Protéger les autres des microbes[modifier]

On voit souvent les infirmières, les médecins (surtout les chirurgiens), les dentistes porter des gants de caoutchouc fin. Ce n'est pas pour protéger leurs mains, mais pour éviter de transmettre des microbes aux gens qu'ils soignent. Ces gants sont aussitôt jetés pour ne servir qu'une fois.

Les mains et le langage[modifier]

Les mots et expressions concernant les mains[modifier]

On dit “ à la main ” pour indiquer qu’on n’utilise pas de machine (lavage à la main) ; avoir le tour de main (la maîtrise des gestes manuels) ; faire quelque chose en un tournemain (rapidement, le temps de tourner la main). Inutile d’expliquer essuie-mains, en revanche, on n’emploie plus le face-à-main (lunettes sans branches tenues par un petit manche). Très peu de gens pratiquent encore le baise-main pour les dames respectables. On place parfois un sous-main sur son bureau, pour que la feuille de papier ne repose pas directement sur le bois.

Des expressions utilisent le mot “ main ” de façon imagée : donner un coup de main, ce n’est pas frapper, mais aider, prêter main-forte (aider quelqu’un), réussir haut-la-main (aisément) ou de main de maître, diriger d’une main de fer (très durement), passer la main (à celui qui prendra la suite), en venir aux mains (se battre), voter à main levée (pour approuver ou refuser dans une réunion), approuver ou signer des deux mains (comme si une seule ne suffisait pas), faire main basse sur quelque chose (le voler), avoir un poil dans la main (être paresseux, comme si le poil faisait trop mal si on se met à travailler).

Des mots de la famille du mot “ main ” : manier, manipuler (mais on le dit parfois de façon imagée pour désigner une façon de faire croire aux gens des choses fausses), un travail manuel, une manivelle (qu'on tourne à la main pour démarrer ou démonter une roue), manette (levier de commande qu'on abaisse et remonte), manutention (rangement où la partie manuelle est importante, même avec l'aide de chariots élévateurs), manufacture (usine où la part de travail à la main était importante). A l’école, on appelle manuel un livre qui prétend mettre dans la main toutes les connaissances nécessaires dans une matière, ce qui est très prétentieux. Une expression romaine : « Manu militari » veut dire de force, parfois avec brutalité, comme par la main militaire.

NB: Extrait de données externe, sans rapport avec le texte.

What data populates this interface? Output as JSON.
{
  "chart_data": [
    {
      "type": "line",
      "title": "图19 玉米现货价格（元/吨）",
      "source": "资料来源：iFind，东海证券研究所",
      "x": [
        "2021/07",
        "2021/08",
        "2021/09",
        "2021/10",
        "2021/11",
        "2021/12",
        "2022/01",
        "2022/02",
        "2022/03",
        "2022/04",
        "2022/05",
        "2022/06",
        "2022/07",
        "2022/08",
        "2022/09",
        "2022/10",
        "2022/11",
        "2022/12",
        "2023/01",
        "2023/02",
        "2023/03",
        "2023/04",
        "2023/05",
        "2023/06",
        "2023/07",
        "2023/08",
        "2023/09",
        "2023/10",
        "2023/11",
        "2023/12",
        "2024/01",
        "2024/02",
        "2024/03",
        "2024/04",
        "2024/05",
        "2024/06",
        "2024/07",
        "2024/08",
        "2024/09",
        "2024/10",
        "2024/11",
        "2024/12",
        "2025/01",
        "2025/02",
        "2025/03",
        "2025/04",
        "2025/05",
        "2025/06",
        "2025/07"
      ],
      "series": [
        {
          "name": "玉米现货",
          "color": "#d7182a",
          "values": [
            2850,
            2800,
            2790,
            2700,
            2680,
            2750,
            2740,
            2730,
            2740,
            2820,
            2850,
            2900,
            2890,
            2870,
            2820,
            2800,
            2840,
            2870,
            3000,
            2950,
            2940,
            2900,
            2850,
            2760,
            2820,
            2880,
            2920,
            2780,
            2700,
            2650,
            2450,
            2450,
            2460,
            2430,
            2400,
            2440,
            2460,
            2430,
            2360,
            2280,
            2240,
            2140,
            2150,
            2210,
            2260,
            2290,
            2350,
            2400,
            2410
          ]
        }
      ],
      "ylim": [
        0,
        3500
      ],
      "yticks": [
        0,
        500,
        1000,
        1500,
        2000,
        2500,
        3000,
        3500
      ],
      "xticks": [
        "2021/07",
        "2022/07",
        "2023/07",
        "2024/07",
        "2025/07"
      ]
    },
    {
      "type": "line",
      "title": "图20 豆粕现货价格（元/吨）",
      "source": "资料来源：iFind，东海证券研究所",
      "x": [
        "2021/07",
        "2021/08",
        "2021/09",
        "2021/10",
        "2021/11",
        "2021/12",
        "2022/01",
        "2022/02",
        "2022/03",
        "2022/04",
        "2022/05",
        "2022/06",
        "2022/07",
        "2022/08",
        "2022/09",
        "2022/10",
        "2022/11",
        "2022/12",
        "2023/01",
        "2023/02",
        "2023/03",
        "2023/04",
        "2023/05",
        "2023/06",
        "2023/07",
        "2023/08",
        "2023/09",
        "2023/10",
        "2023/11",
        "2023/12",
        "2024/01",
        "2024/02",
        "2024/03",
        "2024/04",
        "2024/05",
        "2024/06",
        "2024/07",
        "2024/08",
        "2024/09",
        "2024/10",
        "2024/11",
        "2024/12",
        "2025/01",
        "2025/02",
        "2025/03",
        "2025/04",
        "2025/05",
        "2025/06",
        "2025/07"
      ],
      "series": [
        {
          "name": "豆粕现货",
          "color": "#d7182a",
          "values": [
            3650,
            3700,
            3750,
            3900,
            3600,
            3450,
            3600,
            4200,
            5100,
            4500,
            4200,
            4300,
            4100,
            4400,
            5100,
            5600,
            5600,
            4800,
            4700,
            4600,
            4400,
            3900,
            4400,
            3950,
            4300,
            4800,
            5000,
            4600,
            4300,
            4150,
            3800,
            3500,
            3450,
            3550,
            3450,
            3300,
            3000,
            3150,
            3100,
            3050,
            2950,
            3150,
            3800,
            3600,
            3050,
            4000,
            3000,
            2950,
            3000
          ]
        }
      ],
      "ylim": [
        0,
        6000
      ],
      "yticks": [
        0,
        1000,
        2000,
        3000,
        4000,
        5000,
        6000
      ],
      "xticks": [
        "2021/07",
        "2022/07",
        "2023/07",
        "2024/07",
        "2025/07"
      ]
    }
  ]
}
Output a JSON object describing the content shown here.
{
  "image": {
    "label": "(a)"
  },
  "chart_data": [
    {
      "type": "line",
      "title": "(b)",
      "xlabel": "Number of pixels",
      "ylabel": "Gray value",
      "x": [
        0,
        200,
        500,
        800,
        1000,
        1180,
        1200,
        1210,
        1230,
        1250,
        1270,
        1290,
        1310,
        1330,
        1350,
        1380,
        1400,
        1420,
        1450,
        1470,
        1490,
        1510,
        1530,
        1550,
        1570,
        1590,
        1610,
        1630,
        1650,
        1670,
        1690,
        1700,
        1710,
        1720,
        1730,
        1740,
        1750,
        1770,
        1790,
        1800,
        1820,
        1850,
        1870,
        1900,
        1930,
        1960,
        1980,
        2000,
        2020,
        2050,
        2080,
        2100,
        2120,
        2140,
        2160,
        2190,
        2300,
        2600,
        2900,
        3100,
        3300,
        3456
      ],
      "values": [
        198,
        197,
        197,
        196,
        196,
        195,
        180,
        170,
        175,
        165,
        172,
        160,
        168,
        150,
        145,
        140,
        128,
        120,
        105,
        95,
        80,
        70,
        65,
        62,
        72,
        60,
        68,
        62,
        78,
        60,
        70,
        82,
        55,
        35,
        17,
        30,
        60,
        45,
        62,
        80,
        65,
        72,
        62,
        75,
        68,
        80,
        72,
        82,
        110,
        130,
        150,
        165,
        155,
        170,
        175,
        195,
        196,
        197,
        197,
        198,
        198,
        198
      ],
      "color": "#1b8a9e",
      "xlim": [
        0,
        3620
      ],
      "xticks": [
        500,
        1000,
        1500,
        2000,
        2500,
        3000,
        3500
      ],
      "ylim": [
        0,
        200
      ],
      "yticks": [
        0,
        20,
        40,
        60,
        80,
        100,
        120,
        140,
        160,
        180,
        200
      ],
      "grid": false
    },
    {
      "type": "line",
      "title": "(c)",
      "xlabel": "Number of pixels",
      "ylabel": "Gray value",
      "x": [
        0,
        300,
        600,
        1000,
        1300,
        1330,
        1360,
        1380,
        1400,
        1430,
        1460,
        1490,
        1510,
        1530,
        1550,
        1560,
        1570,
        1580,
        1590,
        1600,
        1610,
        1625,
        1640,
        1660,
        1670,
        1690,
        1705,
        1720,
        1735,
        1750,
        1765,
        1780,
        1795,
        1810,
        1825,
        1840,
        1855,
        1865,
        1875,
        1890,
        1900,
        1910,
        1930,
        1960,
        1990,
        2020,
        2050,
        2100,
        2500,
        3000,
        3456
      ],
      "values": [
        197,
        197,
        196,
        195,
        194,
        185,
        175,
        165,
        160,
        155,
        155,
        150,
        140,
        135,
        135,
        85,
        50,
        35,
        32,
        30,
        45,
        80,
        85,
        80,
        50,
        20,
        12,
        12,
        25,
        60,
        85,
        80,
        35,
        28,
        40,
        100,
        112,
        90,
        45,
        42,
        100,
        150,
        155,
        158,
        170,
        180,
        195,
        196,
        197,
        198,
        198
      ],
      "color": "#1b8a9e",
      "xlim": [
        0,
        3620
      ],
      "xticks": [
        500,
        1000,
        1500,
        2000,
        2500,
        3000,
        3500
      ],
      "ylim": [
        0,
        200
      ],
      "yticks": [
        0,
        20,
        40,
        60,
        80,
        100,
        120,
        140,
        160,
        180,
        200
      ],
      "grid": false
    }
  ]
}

Les gestes machinaux en parlant[modifier]

Nous parlons aussi avec les mains, sans avoir appris, mais en ayant vu les autres le faire. Machinalement, quel geste faisons-nous pour faire comprendre : « C'est tout petit. C'est très haut. C'est très gros. C'est très important. Je n'entends pas bien. Tu n'es pas un peu fou ? » On peut en chercher beaucoup d'autres exemples.

Pour les sourds, le langage des signes[modifier]

Certaines personnes n'entendent pas ou très mal et ne peuvent donc pas apprendre à parler. Pour eux, il existe un langage des signes où chaque geste très précis remplace un mot ou une expression. Si l'on veut vraiment dialoguer avec ces personnes, il faut apprendre leur langage et l'on pourra ensuite expliquer ce que ça veut dire pour ceux qui ne comprennent pas ce langage.

Les gestes symboliques des mains[modifier]

Les gestes conventionnels[modifier]

Ce ne sont pas des gestes spontanés, mais appris. Un exemple est la poignée de mains pour saluer quelqu'un. Autrefois, il aurait été très impoli de tendre la main à un supérieur qui n'aurait pas tendu d'abord la sienne.

Lorsqu'un témoin vient parler au tribunal, le juge lui demande de dire la vérité, toute la vérité, de lever la main droite et de dire : « Je le jure ».

Les gestes religieux[modifier]

Dans chaque religion, il existe des gestes précis pour prier : les mains jointes, l'une contre l'autre pour diverses religions. Le signe de croix pour les Chrétiens ; le geste de bénédiction par le prêtre. Les mains levées à hauteur de la tête ou posées sur le sol pour la prosternation chez les Musulmans.

Les saluts[modifier]

Les plus connus sont les saluts militaires qui sont très précis. Les Américains portent la main sur le cœur en écoutant leur hymne national. Il existe aussi des saluts politiques, comme le salut fasciste ou hitlérien, ou le poing levé de ceux qui veulent affirmer qu'ils sont révolutionnaires.